I was pleased to see Carol again, although I was sad to witness her condition. She was five years old. I tried to communicate with her, but she did not respond. I also saw Lossing. His skin was whiter than I had remembered. He taught in the classroom, where he felt that he was wasting his time. He longed to return to the field.

“Please, Willow, stay for dinner,” Pearl insisted one evening. “It will be no trouble for me at all. The servants do everything for three bags of rice at the end of the month. It makes me feel guilty even though almost every white family in the city enjoys such help. My chef is from Yangchow, but he can also cook Peking and Cantonese style.”

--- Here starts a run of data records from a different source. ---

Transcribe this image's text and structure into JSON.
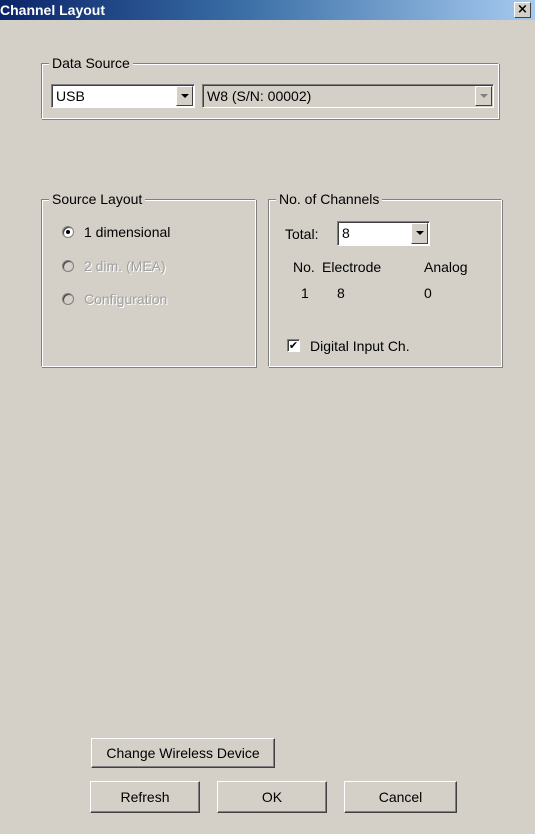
{
  "window": {
    "title": "Channel Layout",
    "close_glyph": "×"
  },
  "data_source": {
    "legend": "Data Source",
    "source_select": "USB",
    "device_select": "W8 (S/N: 00002)"
  },
  "source_layout": {
    "legend": "Source Layout",
    "options": [
      {
        "label": "1 dimensional",
        "checked": true,
        "enabled": true
      },
      {
        "label": "2 dim. (MEA)",
        "checked": false,
        "enabled": false
      },
      {
        "label": "Configuration",
        "checked": false,
        "enabled": false
      }
    ]
  },
  "channels": {
    "legend": "No. of Channels",
    "total_label": "Total:",
    "total_value": "8",
    "headers": {
      "no": "No.",
      "electrode": "Electrode",
      "analog": "Analog"
    },
    "row": {
      "no": "1",
      "electrode": "8",
      "analog": "0"
    },
    "digital_input_label": "Digital Input Ch.",
    "digital_input_checked": true,
    "check_glyph": "✔"
  },
  "buttons": {
    "change_wireless": "Change Wireless Device",
    "refresh": "Refresh",
    "ok": "OK",
    "cancel": "Cancel"
  }
}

It was at the dinner table that I witnessed the couple fight. Lossing needed Pearl to be his translator for his new field experiment, but Pearl refused.

“I no longer know who this woman is.” Lossing turned to me, speaking half jokingly. “She certainly doesn’t need a husband. She is having an affair with her imagined characters.”

“Perhaps writing eases her anxiety.” I tried to make peace.

Lossing interrupted me with laughter. “No, you don’t know her, Willow. My world is too small for this woman. Vanity and greed are the true demons here. And yet if Pearl has ambition, she has little skill or training. She wants to be a novelist, but she has no academic training and no material. She is lost as a mother, and she is bound to lose if she tries to make it as a writer.”

Pearl stared at Lossing, disgusted.

Lossing ignored her and continued, “It is destructive when a hobby turns into an obsession.”

“Stop it, Lossing,” Pearl said, trying to control her anger.

“You have a responsibility,” Lossing went on. “You owe this family!”

“Please, stop.”

“I have the right to express myself. And Willow has the right to know the truth.”

“What truth?” Pearl ’s eyes were burning.

“That this marriage is a mistake!” Lossing said loudly.

“As if we even have a marriage!” Pearl responded.

“No, we don’t,” Lossing agreed.

“You have no right to ask me to give up writing,” Pearl said.

“So you have made up your mind.” Lossing looked at her. “You have decided to ignore my needs and abandon this family.”

“How have I abandoned this family?”

“You disappear mentally when you write. We don’t exist. I know I don’t. You refuse to work with me to support this family. You well know that without your help I can’t do my job. You treat your writing as if it is a job, but all I see is an amateur at play. Let me remind you, I am the one who earns the money, who pays for the rent, all the living expenses, and Carol’s doctor fees!”

“Writing helps me stay sane.” Pearl was on the verge of tears.

“It doesn’t seem to be helping on that score.”